A few of the witnesses we interviewed said they saw Dan Balandra, an ex-colonel who is now a security consultant for SMI and Xstrata, visiting with Daguil Capion the day before the massacre. He came to negotiate the terms of Daguil’s surrender. (Daguil has a price on his head, and is wanted “dead or alive”). Juvy Capion was an active member of KALGAD, a local organization of B’laans that opposes the presence of SMI and Xstrata in their communities.
After hiking further up the mountain to the Capion farm hut with the rest of the documentation team, I saw what was left of the evidence in what I was told was a “cleaned up” murder scene. We interviewed two villagers, who were eyewitness to the killings. They told us that 13-year-old John Mark, was sipping coffee outside his school uniform when the Philippine Army soldiers suddenly opened fire, a clear violation of civilian rights. His five-year-old sister Juvicky was hiding nearby with her cousin. The two villagers overheard the commander saying, “Kill them all so there are no witnesses.” One of the villagers risked their lives to take step in and take the girls to safety.
At the massacre site, I was in shock as I took photos of the scene and recorded the eyewitness statements. The hardest part for me was not hearing how they died, which was brutal, but how they lived. They had a house in the village nearby, but had stayed in the farm hut in the last few days to tend to their crops. There were newly harvested potatoes in the hut. I had images of John Mark getting ready for school, Juvy holding Jordan in her arms as they were killed, and Juvicky running to safety after witnessing her family get killed.
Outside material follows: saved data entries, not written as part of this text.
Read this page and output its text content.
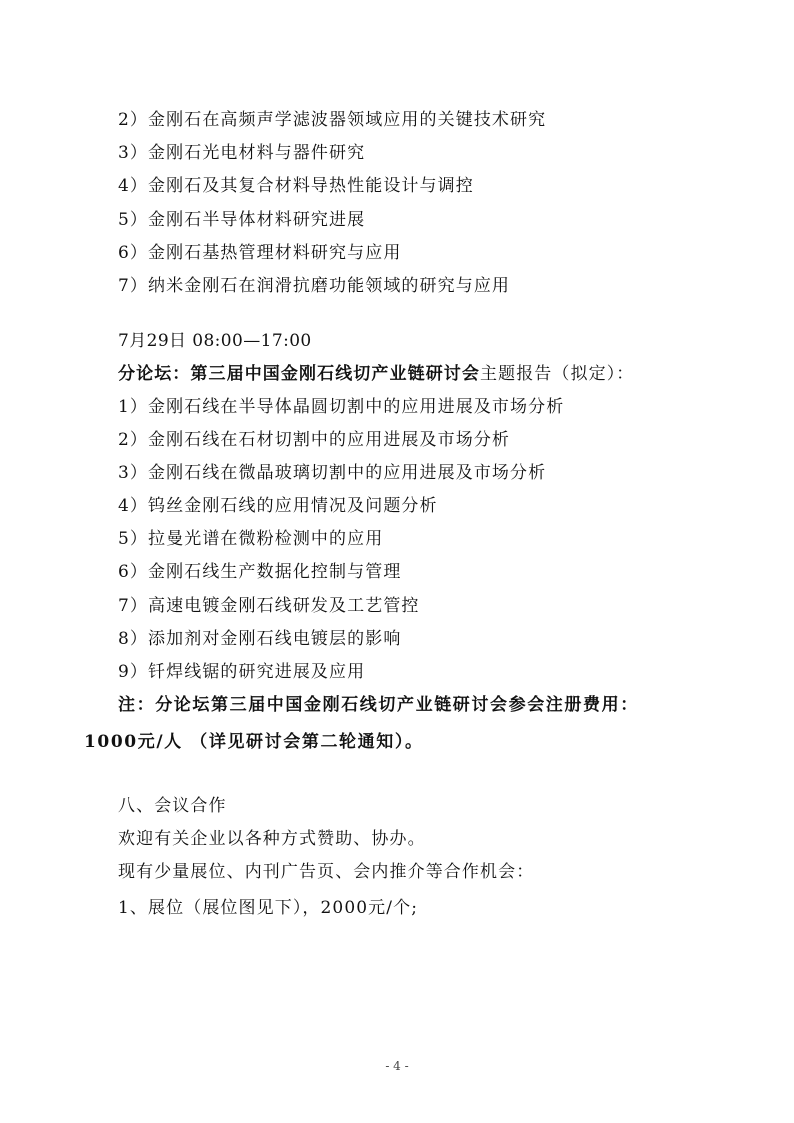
2）金刚石在高频声学滤波器领域应用的关键技术研究
3）金刚石光电材料与器件研究
4）金刚石及其复合材料导热性能设计与调控
5）金刚石半导体材料研究进展
6）金刚石基热管理材料研究与应用
7）纳米金刚石在润滑抗磨功能领域的研究与应用
7月29日 08:00—17:00
分论坛：第三届中国金刚石线切产业链研讨会主题报告（拟定）：
1）金刚石线在半导体晶圆切割中的应用进展及市场分析
2）金刚石线在石材切割中的应用进展及市场分析
3）金刚石线在微晶玻璃切割中的应用进展及市场分析
4）钨丝金刚石线的应用情况及问题分析
5）拉曼光谱在微粉检测中的应用
6）金刚石线生产数据化控制与管理
7）高速电镀金刚石线研发及工艺管控
8）添加剂对金刚石线电镀层的影响
9）钎焊线锯的研究进展及应用
注：分论坛第三届中国金刚石线切产业链研讨会参会注册费用：
1000元/人 （详见研讨会第二轮通知）。
八、会议合作
欢迎有关企业以各种方式赞助、协办。
现有少量展位、内刊广告页、会内推介等合作机会：
1、展位（展位图见下），2000元/个;
- 4 -
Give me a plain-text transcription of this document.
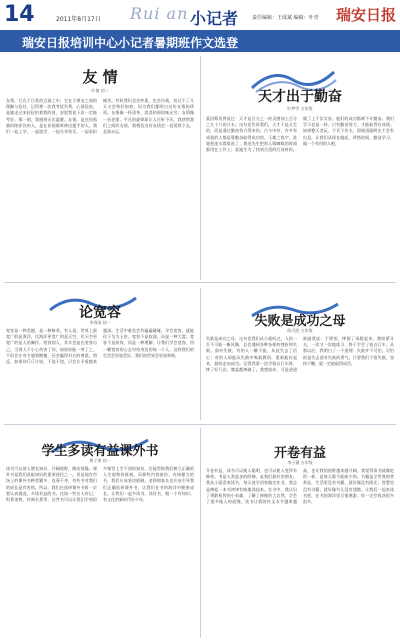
14	2011年8月17日 Rui an 小记者	责任编辑：王成斌 编辑：叶青 瑞安日报
瑞安日报培训中心小记者暑期班作文选登
友 情
叶倩 初二
友情，它在于日常的点滴之中。它在于朋友之间的理解与信任。记得那一次我考试失利，心情沮丧，是她走过来轻轻拍着我的肩，安慰我说下次一定能考好。那一刻，我感到无比温暖。友情，是在你孤独时陪伴你的人，是在你困难时伸出援手的人。我们一起上学，一起放学，一起分享快乐，一起承担痛苦。有时我们也会吵架，也会冷战，但过不了几天又会和好如初，因为我们都明白这份友情的珍贵。友情像一杯清茶，淡淡的却回味无穷；友情像一首老歌，平凡的旋律却让人百听不厌。我珍惜我们之间的友情，我相信这份友情会一直延续下去，直到永远。
天才出于勤奋
叶梦雪 五年级
爱因斯坦曾说过：天才是百分之一的灵感加上百分之九十九的汗水。这句话告诉我们，天才不是天生的，而是通过勤奋努力得来的。古今中外，许多有成就的人都是靠勤奋取得成功的。王羲之练字，洗笔把池水都染黑了；鲁迅先生把别人喝咖啡的时间都用在工作上；爱迪生为了找到合适的灯丝材料，做了上千次实验。他们的成功都离不开勤奋。我们学习也是一样，只有勤奋努力，才能取得好成绩。如果整天贪玩，不肯下功夫，即使再聪明也不会有出息。让我们从现在做起，珍惜时间，勤奋学习，做一个有用的人吧。
论宽容
李诗雨 初一
宽容是一种美德，是一种修养。有人说，世界上最宽广的是海洋，比海洋更宽广的是天空，比天空更宽广的是人的胸怀。宽容别人，其实也是在宽容自己。当别人不小心伤害了你，如果你能一笑了之，不但会让对方感到惭愧，还会赢得对方的尊重。相反，如果你斤斤计较，不依不饶，只会让矛盾越来越深。生活中难免会有磕磕碰碰，学会宽容，就能化干戈为玉帛。宽容不是软弱，而是一种大度；宽容不是纵容，而是一种理解。让我们学会宽容，用一颗宽容的心去对待身边的每一个人，这样我们的生活会更加美好，我们的世界会更加和谐。
失败是成功之母
陈可欣 五年级
失败是成功之母，这句话我们从小就听过。人的一生不可能一帆风顺，总会遇到各种各样的挫折和失败。面对失败，有的人一蹶不振，从此失去了信心；有的人却能从失败中吸取教训，重新振作起来，最终走向成功。记得我第一次学骑自行车时，摔了好几次，膝盖都摔破了。我想放弃，可是爸爸鼓励我说：不要怕，摔倒了再爬起来。我咬紧牙关，一次又一次地练习，终于学会了骑自行车。从那以后，我明白了一个道理：失败并不可怕，可怕的是失去面对失败的勇气。只要我们不怕失败，坚持不懈，就一定能取得成功。
学生多读有益课外书
黄子豪 初一
读书可以使人增长知识，开阔视野，陶冶情操。课外书是我们获取知识的重要途径之一。但是现在市场上的课外书种类繁多，良莠不齐，有些书对我们的成长是有害的。所以，我们在选择课外书时一定要认真挑选，多读有益的书。比如一些名人传记、科普读物、经典名著等，这些书可以让我们学到很多课堂上学不到的知识，还能帮助我们树立正确的人生观和价值观。而那些内容低俗、宣扬暴力的书，我们应该坚决抵制。老师和家长也应该引导我们正确选择课外书，让我们在书的海洋中健康成长。让我们一起多读书、读好书，做一个有知识、有文化的新时代好少年。
开卷有益
李子涵 五年级
开卷有益，读书可以使人聪明，也可以使人变得有修养。书是人类进步的阶梯，是我们最好的朋友。我从小就喜欢读书，每天放学回家做完作业，我总是捧起一本书津津有味地读起来。在书中，我认识了勇敢机智的小英雄，了解了神秘的大自然，学会了很多做人的道理。读书让我的作文水平越来越高，也让我的视野越来越开阔。我觉得读书就像吃饭一样，是每天都不能缺少的。书籍是全世界的营养品，生活里没有书籍，就好像没有阳光；智慧里没有书籍，就好像鸟儿没有翅膀。让我们一起来读书吧，在书的海洋里尽情遨游，你一定会收获很多很多。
Due to security concerns and the looming presence of SMI-Xstrata operations, we left the area later that afternoon. On the way back, as I lay exhausted in the back of the truck shoulder-to-shoulder with my fellow delegates. I looked at the mountains around me. They looked magnificent against the setting sun. I tried to imagine this land as a large pit without trees, wildlife and people. I tried to imagine living there my entire life, and having the land passed on to me by my ancestors. What would I do to defend that land if it were to be taken from me? I played local Bisaya love songs on my phone, and sang along to the lyrics I knew, to quiet some of the gloom I felt in my heart. The people I met— young and old — joked and laughed with each other to cope with the trauma and keep hope alive.